Jamie explains how the current backlash against the Israel lobby, even if limited, might help to strengthen the power of the (Bush) presidency and hence the American empire:
Take the famous Mearsheimer and Walt book. Responses have centred on whether its portrayal of the dimensions and influence of the Israel Lobby in the United States are accurate; at least when they haven’t been a competition for the most creative ways of suggesting that M & W are anti-semites.
Behind that there’s another point. Lobbies flourish in the US because the law permits them wide latitude to influence public affairs in whatever way they can. You can’t change the terms of trade for Israel without changing them for all the other lobbies. And one of the most efficient ways to do that is to limit Congress’s ability to respond to their lobbying. That in turn implies limiting its freedom of action, something which would automatically strengthen the executive.
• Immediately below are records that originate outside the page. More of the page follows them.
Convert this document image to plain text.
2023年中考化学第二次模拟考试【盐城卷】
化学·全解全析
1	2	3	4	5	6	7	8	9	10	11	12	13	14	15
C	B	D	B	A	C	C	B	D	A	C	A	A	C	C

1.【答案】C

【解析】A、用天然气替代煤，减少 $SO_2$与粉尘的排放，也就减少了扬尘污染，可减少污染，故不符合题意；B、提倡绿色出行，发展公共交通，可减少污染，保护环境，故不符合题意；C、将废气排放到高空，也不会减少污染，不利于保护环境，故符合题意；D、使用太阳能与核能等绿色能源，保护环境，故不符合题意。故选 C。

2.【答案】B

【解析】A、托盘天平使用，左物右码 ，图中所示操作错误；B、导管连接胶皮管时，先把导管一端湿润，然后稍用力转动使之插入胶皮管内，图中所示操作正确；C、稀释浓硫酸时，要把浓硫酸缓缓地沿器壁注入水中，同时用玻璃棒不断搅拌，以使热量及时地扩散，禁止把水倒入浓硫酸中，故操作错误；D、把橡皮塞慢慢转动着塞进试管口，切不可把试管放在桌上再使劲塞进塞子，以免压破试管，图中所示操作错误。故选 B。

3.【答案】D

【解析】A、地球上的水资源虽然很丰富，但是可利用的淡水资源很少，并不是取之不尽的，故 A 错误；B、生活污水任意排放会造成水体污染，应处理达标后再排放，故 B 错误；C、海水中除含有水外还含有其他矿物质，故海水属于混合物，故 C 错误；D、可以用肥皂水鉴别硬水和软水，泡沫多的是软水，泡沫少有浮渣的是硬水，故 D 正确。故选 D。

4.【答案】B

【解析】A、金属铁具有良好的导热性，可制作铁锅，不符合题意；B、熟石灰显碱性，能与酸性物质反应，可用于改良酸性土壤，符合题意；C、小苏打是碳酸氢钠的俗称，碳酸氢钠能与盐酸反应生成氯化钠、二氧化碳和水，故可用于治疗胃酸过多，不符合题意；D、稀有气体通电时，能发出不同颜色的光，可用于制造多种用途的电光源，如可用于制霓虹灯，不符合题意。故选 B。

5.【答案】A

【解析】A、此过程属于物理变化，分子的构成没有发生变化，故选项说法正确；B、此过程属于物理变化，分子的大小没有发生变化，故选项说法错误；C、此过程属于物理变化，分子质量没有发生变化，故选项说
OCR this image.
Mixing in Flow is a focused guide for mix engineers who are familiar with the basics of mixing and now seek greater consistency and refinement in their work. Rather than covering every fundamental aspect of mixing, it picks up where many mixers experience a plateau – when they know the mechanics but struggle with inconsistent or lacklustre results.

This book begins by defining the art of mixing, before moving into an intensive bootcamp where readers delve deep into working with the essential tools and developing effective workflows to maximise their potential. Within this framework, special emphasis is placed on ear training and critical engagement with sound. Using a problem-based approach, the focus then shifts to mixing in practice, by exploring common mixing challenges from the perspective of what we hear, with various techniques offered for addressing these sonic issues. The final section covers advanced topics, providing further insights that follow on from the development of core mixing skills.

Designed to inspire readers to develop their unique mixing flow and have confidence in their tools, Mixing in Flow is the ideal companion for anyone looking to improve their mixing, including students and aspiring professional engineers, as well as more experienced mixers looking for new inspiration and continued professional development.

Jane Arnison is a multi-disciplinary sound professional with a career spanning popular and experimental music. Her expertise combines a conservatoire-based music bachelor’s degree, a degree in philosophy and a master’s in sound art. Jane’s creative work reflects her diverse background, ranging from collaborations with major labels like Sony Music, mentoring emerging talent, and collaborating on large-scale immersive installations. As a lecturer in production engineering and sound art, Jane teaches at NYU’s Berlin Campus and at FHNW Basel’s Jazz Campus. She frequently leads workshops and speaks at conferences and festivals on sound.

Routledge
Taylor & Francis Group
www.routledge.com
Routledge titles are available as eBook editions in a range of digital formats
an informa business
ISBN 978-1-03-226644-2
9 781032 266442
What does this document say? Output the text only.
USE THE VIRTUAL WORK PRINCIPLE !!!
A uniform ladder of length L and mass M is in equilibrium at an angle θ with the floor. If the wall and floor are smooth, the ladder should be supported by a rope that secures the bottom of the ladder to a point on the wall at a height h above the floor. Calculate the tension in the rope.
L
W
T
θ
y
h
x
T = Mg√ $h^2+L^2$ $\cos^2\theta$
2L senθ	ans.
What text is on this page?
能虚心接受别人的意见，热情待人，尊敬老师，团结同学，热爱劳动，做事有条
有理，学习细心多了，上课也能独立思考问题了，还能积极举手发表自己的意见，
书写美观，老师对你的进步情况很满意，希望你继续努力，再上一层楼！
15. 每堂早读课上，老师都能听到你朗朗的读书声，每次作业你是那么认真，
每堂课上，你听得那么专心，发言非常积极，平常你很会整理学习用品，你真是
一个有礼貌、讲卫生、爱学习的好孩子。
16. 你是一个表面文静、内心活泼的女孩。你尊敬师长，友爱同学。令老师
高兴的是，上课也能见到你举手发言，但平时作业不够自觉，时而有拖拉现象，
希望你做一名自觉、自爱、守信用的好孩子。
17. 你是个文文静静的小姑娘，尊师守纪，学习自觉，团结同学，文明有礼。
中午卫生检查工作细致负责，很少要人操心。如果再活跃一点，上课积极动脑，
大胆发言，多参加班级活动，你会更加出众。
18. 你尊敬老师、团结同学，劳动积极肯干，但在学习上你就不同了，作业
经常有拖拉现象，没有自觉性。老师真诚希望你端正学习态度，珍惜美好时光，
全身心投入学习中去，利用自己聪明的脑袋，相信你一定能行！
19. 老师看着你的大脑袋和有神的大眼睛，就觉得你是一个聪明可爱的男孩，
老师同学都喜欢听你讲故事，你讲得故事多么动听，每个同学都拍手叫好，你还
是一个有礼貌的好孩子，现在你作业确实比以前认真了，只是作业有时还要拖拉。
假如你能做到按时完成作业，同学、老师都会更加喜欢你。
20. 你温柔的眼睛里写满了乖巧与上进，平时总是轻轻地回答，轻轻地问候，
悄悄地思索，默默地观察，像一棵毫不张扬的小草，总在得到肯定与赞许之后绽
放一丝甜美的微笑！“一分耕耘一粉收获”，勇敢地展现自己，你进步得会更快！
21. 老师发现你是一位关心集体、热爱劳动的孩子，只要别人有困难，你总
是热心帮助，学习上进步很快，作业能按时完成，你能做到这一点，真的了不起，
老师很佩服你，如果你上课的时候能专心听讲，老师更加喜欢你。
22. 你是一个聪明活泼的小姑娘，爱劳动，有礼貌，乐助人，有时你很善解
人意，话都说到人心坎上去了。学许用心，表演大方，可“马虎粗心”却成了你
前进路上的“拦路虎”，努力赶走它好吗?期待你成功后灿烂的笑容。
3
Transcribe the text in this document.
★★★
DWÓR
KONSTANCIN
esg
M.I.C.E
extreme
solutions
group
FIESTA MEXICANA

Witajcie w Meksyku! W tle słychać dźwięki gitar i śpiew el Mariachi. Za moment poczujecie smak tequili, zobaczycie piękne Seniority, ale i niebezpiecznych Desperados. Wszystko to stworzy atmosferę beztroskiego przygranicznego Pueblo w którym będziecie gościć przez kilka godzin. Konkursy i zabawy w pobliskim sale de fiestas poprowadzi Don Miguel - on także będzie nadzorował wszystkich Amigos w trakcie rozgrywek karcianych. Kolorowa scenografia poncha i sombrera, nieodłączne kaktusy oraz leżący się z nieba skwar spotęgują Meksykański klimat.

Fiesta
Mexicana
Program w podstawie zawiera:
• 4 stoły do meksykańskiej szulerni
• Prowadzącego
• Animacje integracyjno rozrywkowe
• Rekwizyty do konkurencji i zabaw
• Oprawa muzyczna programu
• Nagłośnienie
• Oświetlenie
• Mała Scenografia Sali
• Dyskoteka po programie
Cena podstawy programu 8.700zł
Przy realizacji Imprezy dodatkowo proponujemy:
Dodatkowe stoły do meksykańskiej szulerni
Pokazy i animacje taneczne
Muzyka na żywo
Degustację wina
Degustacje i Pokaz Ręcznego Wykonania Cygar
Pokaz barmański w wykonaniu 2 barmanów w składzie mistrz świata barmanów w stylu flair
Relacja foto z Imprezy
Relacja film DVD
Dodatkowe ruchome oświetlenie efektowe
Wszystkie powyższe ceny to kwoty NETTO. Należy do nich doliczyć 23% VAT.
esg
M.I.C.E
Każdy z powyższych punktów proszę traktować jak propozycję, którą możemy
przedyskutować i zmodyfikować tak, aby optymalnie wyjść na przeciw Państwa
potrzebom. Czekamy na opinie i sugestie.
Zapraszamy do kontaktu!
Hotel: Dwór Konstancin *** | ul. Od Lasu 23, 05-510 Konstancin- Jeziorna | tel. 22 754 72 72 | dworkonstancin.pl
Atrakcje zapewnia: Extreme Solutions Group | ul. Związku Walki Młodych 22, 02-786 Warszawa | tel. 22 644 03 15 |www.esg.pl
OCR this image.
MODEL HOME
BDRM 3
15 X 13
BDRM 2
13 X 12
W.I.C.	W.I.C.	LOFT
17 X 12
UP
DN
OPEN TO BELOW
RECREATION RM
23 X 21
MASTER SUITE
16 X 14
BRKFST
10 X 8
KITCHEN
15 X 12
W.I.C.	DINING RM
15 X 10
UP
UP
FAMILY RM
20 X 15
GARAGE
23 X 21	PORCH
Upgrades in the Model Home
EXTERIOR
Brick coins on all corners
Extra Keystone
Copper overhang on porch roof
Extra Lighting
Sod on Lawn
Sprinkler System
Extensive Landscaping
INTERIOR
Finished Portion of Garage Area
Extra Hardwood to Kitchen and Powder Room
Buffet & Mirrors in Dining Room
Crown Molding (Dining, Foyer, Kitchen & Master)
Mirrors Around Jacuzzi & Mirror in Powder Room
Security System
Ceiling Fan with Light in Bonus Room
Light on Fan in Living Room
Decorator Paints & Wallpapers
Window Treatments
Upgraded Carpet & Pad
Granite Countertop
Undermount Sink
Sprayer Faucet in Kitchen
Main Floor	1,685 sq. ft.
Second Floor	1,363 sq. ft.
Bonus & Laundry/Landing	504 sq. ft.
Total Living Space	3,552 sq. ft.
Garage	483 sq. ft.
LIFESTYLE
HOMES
I have noticed a … tendency amongst those American liberals brave enough to admit and object to the existence of a Israel lobby to believe that it was largely that lobby that was responsible for the War on Iraq. In a strange way, the wingnut insistence that liberals use “neocon” as an antisemitic slur (don’t bother with the reasoning behind that) also draws from this belief. Having an existing and clearly very succesful lobby to put the blame on makes it of course easier to ignore the flaws and malice in American politics itself that made it possible to start an illegal and immoral war on the flimsiest of reasons.